Again, a water and drain source was readily available, which made for an easy installation.
Still More ConcernsThe third area which needed cooling attention was an office which was converted to a small server room, housing several racks of servers requiring a total of 4 tons of cooling. This room was in a separate area of the building from the laboratories. The area above the drop ceiling, though not a true return air plenum, did have an opening to an adjacent area, which was a true return air plenum.

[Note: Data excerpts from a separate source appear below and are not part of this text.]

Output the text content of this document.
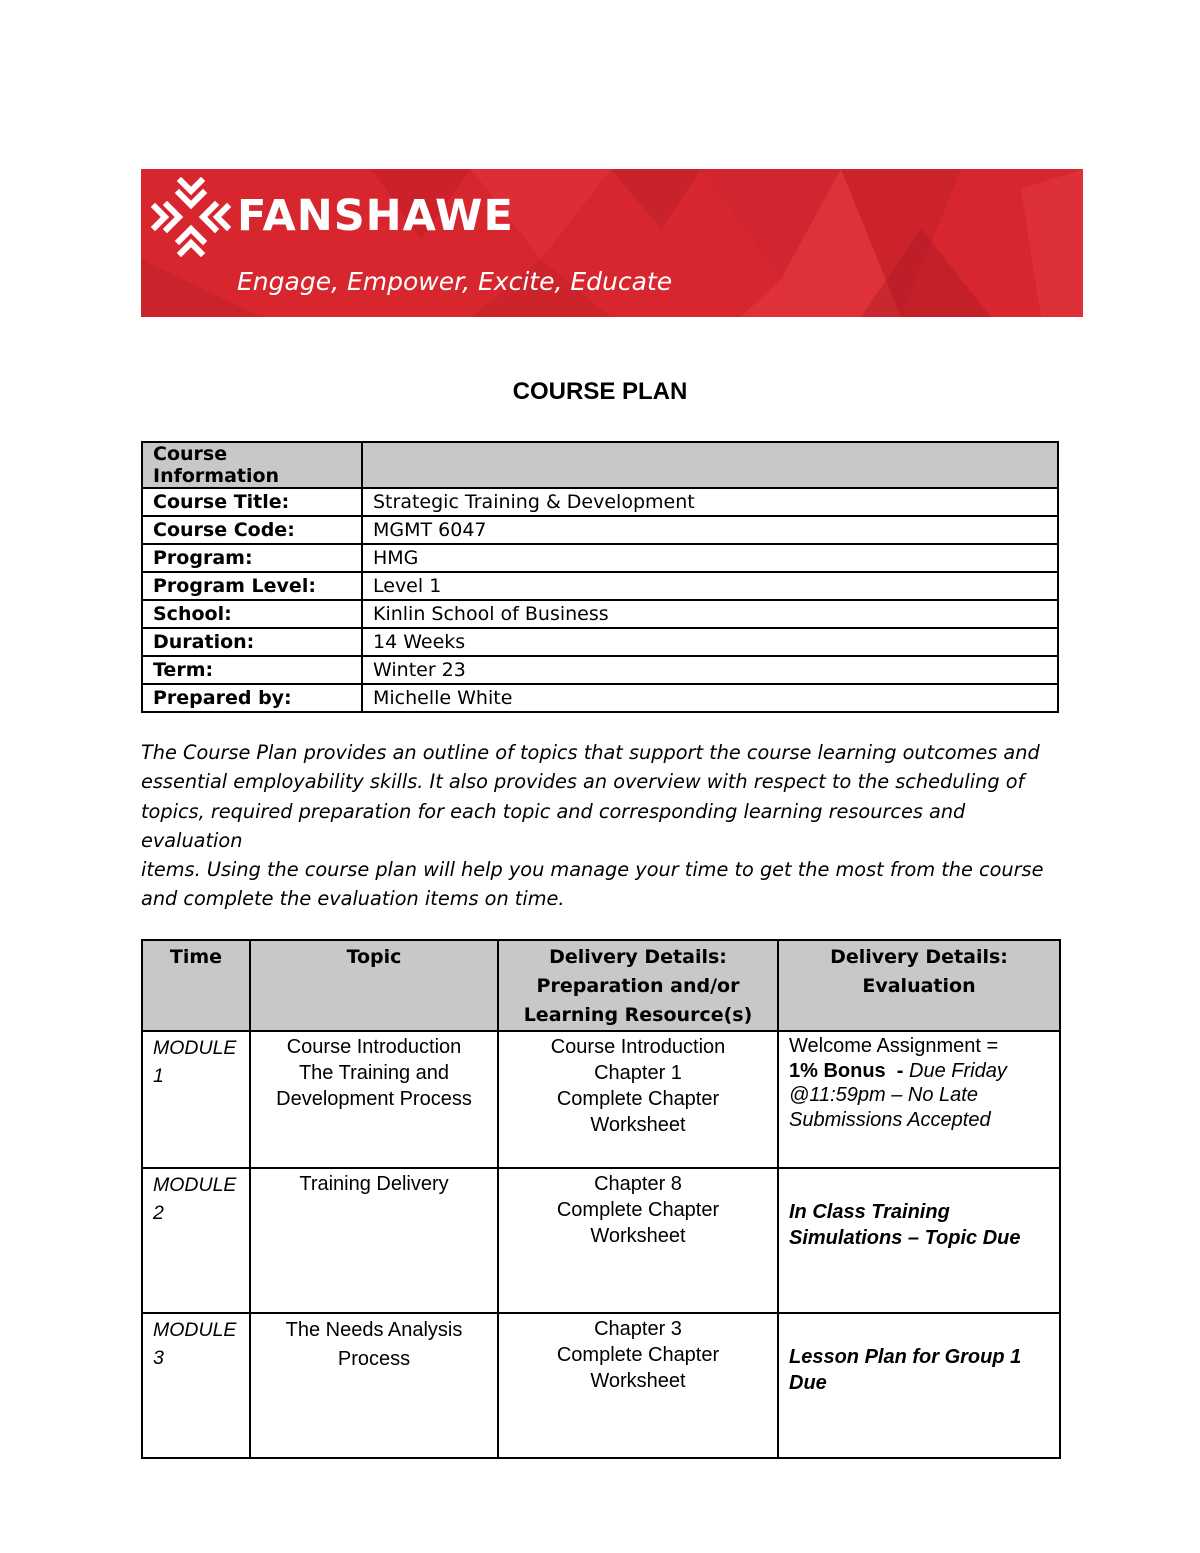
FANSHAWE
Engage, Empower, Excite, Educate
COURSE PLAN
Course Information	
Course Title:	Strategic Training & Development
Course Code:	MGMT 6047
Program:	HMG
Program Level:	Level 1
School:	Kinlin School of Business
Duration:	14 Weeks
Term:	Winter 23
Prepared by:	Michelle White

The Course Plan provides an outline of topics that support the course learning outcomes and

essential employability skills. It also provides an overview with respect to the scheduling of

topics, required preparation for each topic and corresponding learning resources and evaluation

items. Using the course plan will help you manage your time to get the most from the course

and complete the evaluation items on time.

Time	Topic	Delivery Details:
Preparation and/or
Learning Resource(s)	Delivery Details:
Evaluation

MODULE
1	Course Introduction
The Training and
Development Process	Course Introduction
Chapter 1
Complete Chapter
Worksheet	Welcome Assignment =
1% Bonus  - Due Friday
@11:59pm – No Late
Submissions Accepted

MODULE
2	Training Delivery	Chapter 8
Complete Chapter
Worksheet	In Class Training
Simulations – Topic Due

MODULE
3	The Needs Analysis
Process	Chapter 3
Complete Chapter
Worksheet	Lesson Plan for Group 1
Due
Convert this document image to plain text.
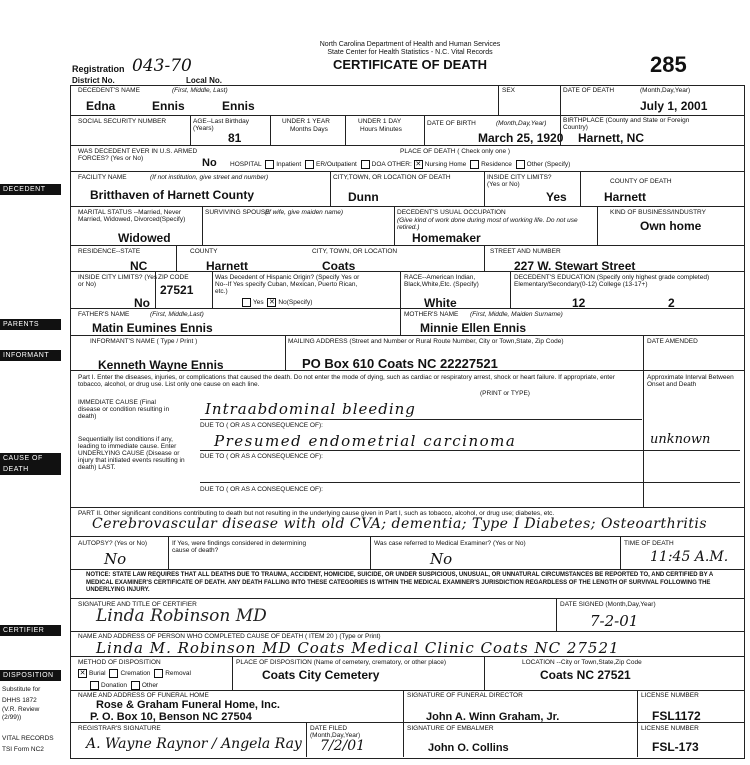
North Carolina Department of Health and Human Services
State Center for Health Statistics - N.C. Vital Records
CERTIFICATE OF DEATH	285
Registration 043-70
District No.	Local No.
DECEDENT
PARENTS
INFORMANT
CAUSE OF DEATH
CERTIFIER
DISPOSITION
Substitute for
DHHS 1872
(V.R. Review
(2/99))
VITAL RECORDS
TSI Form NC2
DECEDENT'S NAME	(First, Middle, Last)
Edna	Ennis	Ennis
SEX	DATE OF DEATH	(Month,Day,Year)
July 1, 2001
SOCIAL SECURITY NUMBER	AGE--Last Birthday (Years)
81
UNDER 1 YEAR
Months Days
UNDER 1 DAY
Hours Minutes
DATE OF BIRTH	(Month,Day,Year)
March 25, 1920
BIRTHPLACE (County and State or Foreign Country)
Harnett, NC
WAS DECEDENT EVER IN U.S. ARMED FORCES? (Yes or No)	No
PLACE OF DEATH ( Check only one )
HOSPITAL Inpatient ER/Outpatient DOA OTHER: ✕ Nursing Home Residence Other (Specify)
FACILITY NAME	(If not institution, give street and number)
Britthaven of Harnett County
CITY,TOWN, OR LOCATION OF DEATH
Dunn
INSIDE CITY LIMITS? (Yes or No)
Yes
COUNTY OF DEATH
Harnett
MARITAL STATUS --Married, Never Married, Widowed, Divorced(Specify)
Widowed
SURVIVING SPOUSE
(If wife, give maiden name)	DECEDENT'S USUAL OCCUPATION
(Give kind of work done during most of working life. Do not use retired.)
Homemaker
KIND OF BUSINESS/INDUSTRY
Own home
RESIDENCE--STATE
NC
COUNTY
Harnett
CITY, TOWN, OR LOCATION
Coats
STREET AND NUMBER
227 W. Stewart Street
INSIDE CITY LIMITS? (Yes or No)
No
ZIP CODE
27521
Was Decedent of Hispanic Origin? (Specify Yes or No--If Yes specify Cuban, Mexican, Puerto Rican, etc.)
Yes ✕ No(Specify)
RACE--American Indian, Black,White,Etc. (Specify)
White
DECEDENT'S EDUCATION (Specify only highest grade completed) Elementary/Secondary(0-12) College (13-17+)
12	2
FATHER'S NAME	(First, Middle,Last)
Matin Eumines Ennis
MOTHER'S NAME (First, Middle, Maiden Surname)
Minnie Ellen Ennis
INFORMANT'S NAME ( Type / Print )
Kenneth Wayne Ennis
MAILING ADDRESS (Street and Number or Rural Route Number, City or Town,State, Zip Code)
PO Box 610 Coats NC 22227521
DATE AMENDED
Part I. Enter the diseases, injuries, or complications that caused the death. Do not enter the mode of dying, such as cardiac or respiratory arrest, shock or heart failure. If appropriate, enter tobacco, alcohol, or drug use. List only one cause on each line.
(PRINT or TYPE)
Approximate Interval Between Onset and Death
IMMEDIATE CAUSE (Final disease or condition resulting in death)	Intraabdominal bleeding
DUE TO ( OR AS A CONSEQUENCE OF):
Sequentially list conditions if any, leading to immediate cause. Enter UNDERLYING CAUSE (Disease or injury that initiated events resulting in death) LAST.
Presumed endometrial carcinoma	unknown
DUE TO ( OR AS A CONSEQUENCE OF):
DUE TO ( OR AS A CONSEQUENCE OF):
PART II. Other significant conditions contributing to death but not resulting in the underlying cause given in Part I, such as tobacco, alcohol, or drug use; diabetes, etc.
Cerebrovascular disease with old CVA; dementia; Type I Diabetes; Osteoarthritis
AUTOPSY? (Yes or No)
No
If Yes, were findings considered in determining cause of death?
Was case referred to Medical Examiner? (Yes or No)
No
TIME OF DEATH
11:45 A.M.
NOTICE: STATE LAW REQUIRES THAT ALL DEATHS DUE TO TRAUMA, ACCIDENT, HOMICIDE, SUICIDE, OR UNDER SUSPICIOUS, UNUSUAL, OR UNNATURAL CIRCUMSTANCES BE REPORTED TO, AND CERTIFIED BY A MEDICAL EXAMINER'S CERTIFICATE OF DEATH. ANY DEATH FALLING INTO THESE CATEGORIES IS WITHIN THE MEDICAL EXAMINER'S JURISDICTION REGARDLESS OF THE LENGTH OF SURVIVAL FOLLOWING THE UNDERLYING INJURY.
SIGNATURE AND TITLE OF CERTIFIER
Linda Robinson MD
DATE SIGNED (Month,Day,Year)
7-2-01
NAME AND ADDRESS OF PERSON WHO COMPLETED CAUSE OF DEATH ( ITEM 20 ) (Type or Print)
Linda M. Robinson MD Coats Medical Clinic Coats NC 27521
METHOD OF DISPOSITION
✕ Burial Cremation Removal
Donation Other
PLACE OF DISPOSITION (Name of cemetery, crematory, or other place)
Coats City Cemetery
LOCATION --City or Town,State,Zip Code
Coats NC 27521
NAME AND ADDRESS OF FUNERAL HOME
Rose & Graham Funeral Home, Inc.
P. O. Box 10, Benson NC 27504
SIGNATURE OF FUNERAL DIRECTOR
John A. Winn Graham, Jr.
LICENSE NUMBER
FSL1172
REGISTRAR'S SIGNATURE
A. Wayne Raynor / Angela Ray
DATE FILED (Month,Day,Year)
7/2/01
SIGNATURE OF EMBALMER
John O. Collins
LICENSE NUMBER
FSL-173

"A return air plenum is an ideal place to vent condenser air from portable air-cooled units" said Henry.
The heat from a small area - such as the sever room - was transferred to the plenum using a condenser vent kit, which consists of a special flanged ceiling tile and flex duct, which is connected to the ceiling tile and to the condenser discharge of the unit. The condenser air in the plenum is then brought back to the air handler and is distributed throughout a much larger area. In instances where the main system is operating, the condenser air is conditioned as it is drawn through the air handler.
For this room, four Classic Plus 14 Movincool units were used.
The fourth and final area that required temporary cooling was a 2,500-square-foot room, which was jam-packed with row after row of electronic and computer equipment. This room is normally cooled by two 15-ton Liebert systems, but they were going to be off line due to the piping changeover.
This room presented some real challenges. The most obvious problem was that there was very little free space in the room.
"You need to be careful walking in the room, much less trying to cram 30 tons of cooling units in the space," explained Murphy.
"To complicate matters, the room in question was an interior room with no easy access to an outside opening. The one thing that was in our favor was that the room had a large double door opening, which opened to a wide hallway."
A plan was devised to use three 12-ton air-cooled units placed in the hallway outside of the room. The supply and return air would be brought into the room through one of the existing doorways. Just above the computer room was the mechanical penthouse. A chase located between the computer room and the hallway was used to run the power cord to the penthouse, where plenty of three-phase power was available.
"These Mobile Air Inc. 12-ton units are really designed as an outdoor unit with a propeller condenser fan," said Henry. "A variable-frequency drive [VFD] is used to control the condenser fan, allowing for a zero-degree, low-ambient operation. However, in this application, the VFD allowed the units to operate at a low noise level."
Because the temperature in the hallway was a relatively cool 69 degrees, the VFD spun the fan slowly, creating little fan noise. In order to prevent a buildup of excessive heat from the condenser within the hallway, additional fans were used to help direct the air down hallways and mixed it with the general building air.
Since this project took place in the winter months, taking the heat out of the computer room and adding that heat to the rest of the building was a benefit rather than a hindrance.